La funzione non stava dando a Francis la pace che sperava. Era la prima volta che si trovava di fronte a una persona così profondamente cattiva. Certo, conoscere e comprendere la mente di un assassino era il fulcro del suo lavoro, era così sin da quando si era arruolato. Ma stavolta era diverso. Era una questione personale, dato che era il responsabile del caso e non aveva mai visto un simile livello di depravazione. La repulsione che aveva provato di fronte all’orrore della fattoria Stone Acre e al sorrisino di Sam Kirby a fine interrogatorio lo aveva fatto sentire sporco.
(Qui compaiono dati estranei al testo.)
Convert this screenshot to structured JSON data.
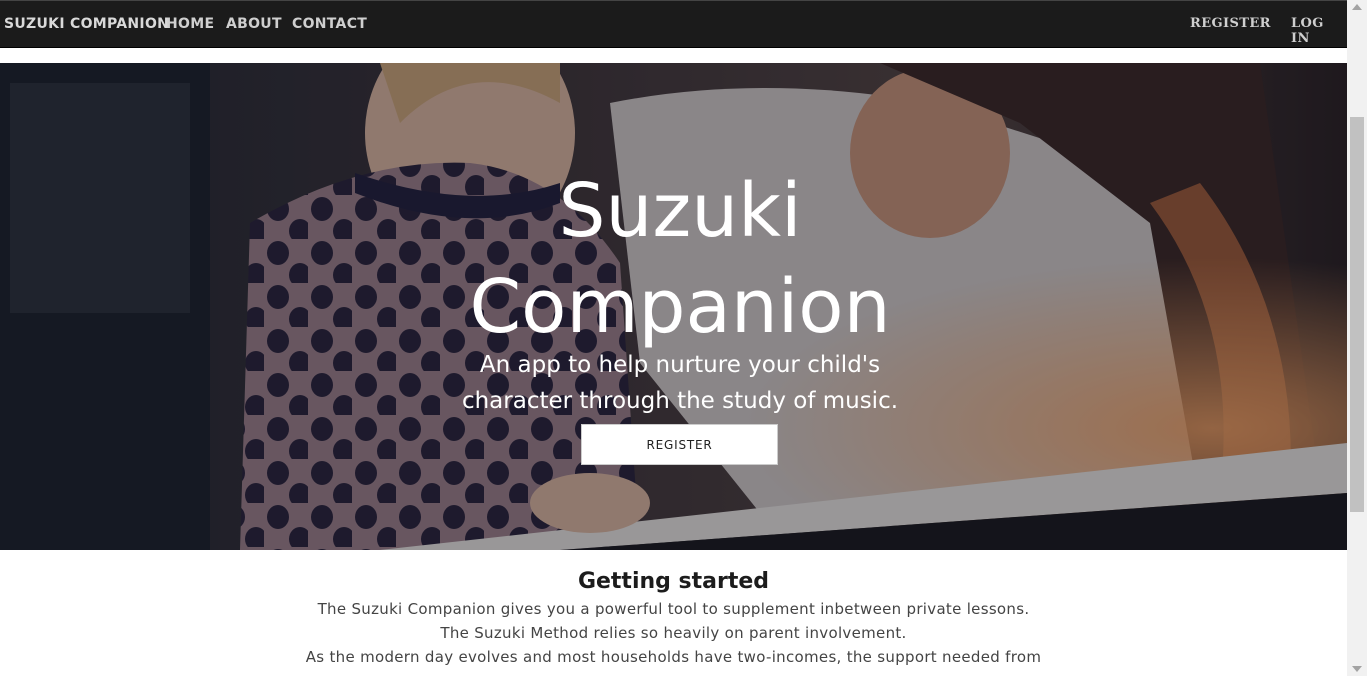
{
  "nav": {
    "brand": "SUZUKI COMPANION",
    "links": [
      "HOME",
      "ABOUT",
      "CONTACT"
    ],
    "register": "REGISTER",
    "login": "LOG IN"
  },
  "hero": {
    "title_line1": "Suzuki",
    "title_line2": "Companion",
    "subtitle_line1": "An app to help nurture your child's",
    "subtitle_line2": "character through the study of music.",
    "button": "REGISTER"
  },
  "section": {
    "title": "Getting started",
    "lines": [
      "The Suzuki Companion gives you a powerful tool to supplement inbetween private lessons.",
      "The Suzuki Method relies so heavily on parent involvement.",
      "As the modern day evolves and most households have two-incomes, the support needed from"
    ]
  }
}
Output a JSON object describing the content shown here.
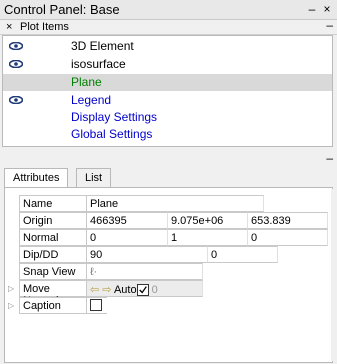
{
  "window": {
    "title": "Control Panel: Base",
    "minimize": "–",
    "close": "×"
  },
  "plot_items": {
    "header": "Plot Items",
    "close": "×",
    "minimize": "–",
    "items": [
      {
        "label": "3D Element",
        "visible_eye": true,
        "selected": false,
        "color": "#000000"
      },
      {
        "label": "isosurface",
        "visible_eye": true,
        "selected": false,
        "color": "#000000"
      },
      {
        "label": "Plane",
        "visible_eye": false,
        "selected": true,
        "color": "#008000"
      },
      {
        "label": "Legend",
        "visible_eye": true,
        "selected": false,
        "color": "#0000cc"
      },
      {
        "label": "Display Settings",
        "visible_eye": false,
        "selected": false,
        "color": "#0000cc"
      },
      {
        "label": "Global Settings",
        "visible_eye": false,
        "selected": false,
        "color": "#0000cc"
      }
    ]
  },
  "lower_panel": {
    "minimize": "–",
    "tabs": [
      {
        "label": "Attributes",
        "active": true
      },
      {
        "label": "List",
        "active": false
      }
    ],
    "attributes": {
      "name_label": "Name",
      "name_value": "Plane",
      "origin_label": "Origin",
      "origin_x": "466395",
      "origin_y": "9.075e+06",
      "origin_z": "653.839",
      "normal_label": "Normal",
      "normal_x": "0",
      "normal_y": "1",
      "normal_z": "0",
      "dipdd_label": "Dip/DD",
      "dip": "90",
      "dd": "0",
      "snap_label": "Snap View",
      "snap_value": "ℓ·",
      "move_normal_label": "Move Normal",
      "move_normal_arrows": "⇦ ⇨",
      "auto_label": "Auto",
      "auto_checked": true,
      "auto_value": "0",
      "caption_label": "Caption",
      "caption_checked": false
    }
  }
}
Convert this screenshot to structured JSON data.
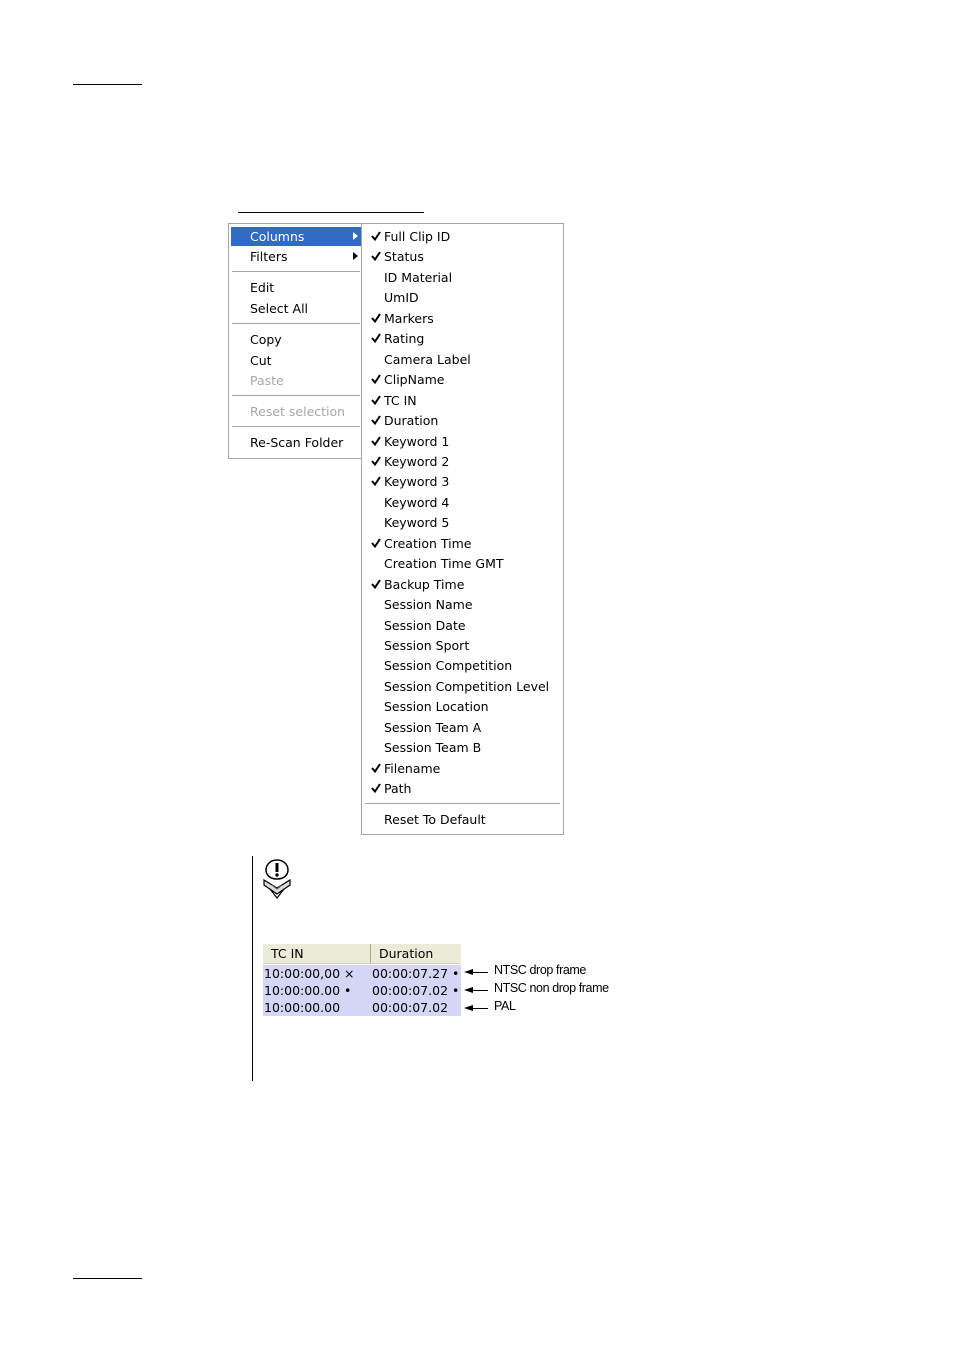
{
  "context_menu": {
    "items": [
      {
        "label": "Columns",
        "selected": true,
        "submenu": true,
        "disabled": false
      },
      {
        "label": "Filters",
        "selected": false,
        "submenu": true,
        "disabled": false
      },
      {
        "label": "Edit",
        "selected": false,
        "submenu": false,
        "disabled": false
      },
      {
        "label": "Select All",
        "selected": false,
        "submenu": false,
        "disabled": false
      },
      {
        "label": "Copy",
        "selected": false,
        "submenu": false,
        "disabled": false
      },
      {
        "label": "Cut",
        "selected": false,
        "submenu": false,
        "disabled": false
      },
      {
        "label": "Paste",
        "selected": false,
        "submenu": false,
        "disabled": true
      },
      {
        "label": "Reset selection",
        "selected": false,
        "submenu": false,
        "disabled": true
      },
      {
        "label": "Re-Scan Folder",
        "selected": false,
        "submenu": false,
        "disabled": false
      }
    ]
  },
  "columns_submenu": {
    "items": [
      {
        "label": "Full Clip ID",
        "checked": true
      },
      {
        "label": "Status",
        "checked": true
      },
      {
        "label": "ID Material",
        "checked": false
      },
      {
        "label": "UmID",
        "checked": false
      },
      {
        "label": "Markers",
        "checked": true
      },
      {
        "label": "Rating",
        "checked": true
      },
      {
        "label": "Camera Label",
        "checked": false
      },
      {
        "label": "ClipName",
        "checked": true
      },
      {
        "label": "TC IN",
        "checked": true
      },
      {
        "label": "Duration",
        "checked": true
      },
      {
        "label": "Keyword 1",
        "checked": true
      },
      {
        "label": "Keyword 2",
        "checked": true
      },
      {
        "label": "Keyword 3",
        "checked": true
      },
      {
        "label": "Keyword 4",
        "checked": false
      },
      {
        "label": "Keyword 5",
        "checked": false
      },
      {
        "label": "Creation Time",
        "checked": true
      },
      {
        "label": "Creation Time GMT",
        "checked": false
      },
      {
        "label": "Backup Time",
        "checked": true
      },
      {
        "label": "Session Name",
        "checked": false
      },
      {
        "label": "Session Date",
        "checked": false
      },
      {
        "label": "Session Sport",
        "checked": false
      },
      {
        "label": "Session Competition",
        "checked": false
      },
      {
        "label": "Session Competition Level",
        "checked": false
      },
      {
        "label": "Session Location",
        "checked": false
      },
      {
        "label": "Session Team A",
        "checked": false
      },
      {
        "label": "Session Team B",
        "checked": false
      },
      {
        "label": "Filename",
        "checked": true
      },
      {
        "label": "Path",
        "checked": true
      }
    ],
    "reset_label": "Reset To Default"
  },
  "timecode_table": {
    "headers": [
      "TC IN",
      "Duration"
    ],
    "rows": [
      {
        "tc_in": "10:00:00,00 ×",
        "duration": "00:00:07.27 •",
        "annotation": "NTSC drop frame"
      },
      {
        "tc_in": "10:00:00.00 •",
        "duration": "00:00:07.02 •",
        "annotation": "NTSC non drop frame"
      },
      {
        "tc_in": "10:00:00.00",
        "duration": "00:00:07.02",
        "annotation": "PAL"
      }
    ]
  },
  "colors": {
    "selection": "#316ac5",
    "menu_border": "#a5a5a5",
    "disabled_text": "#a7a7a7",
    "row_highlight": "#d5d5f5",
    "header_bg": "#ecebd9"
  },
  "icons": {
    "note": "important-note-icon",
    "check": "checkmark-icon",
    "submenu": "submenu-arrow-icon"
  }
}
Come al solito la chiesa di St Catherine lo aveva tranquillizzato, ma nessuna preghiera quella sera gli arrivò al cuore. Le letture non riuscivano a placare del tutto l’angoscia, e non trovava più conforto neanche nella voce altisonante di padre William. Come poteva esistere un male così profondo? Una domanda che l’umanità si poneva da secoli, e alla quale Dio non aveva mai risposto.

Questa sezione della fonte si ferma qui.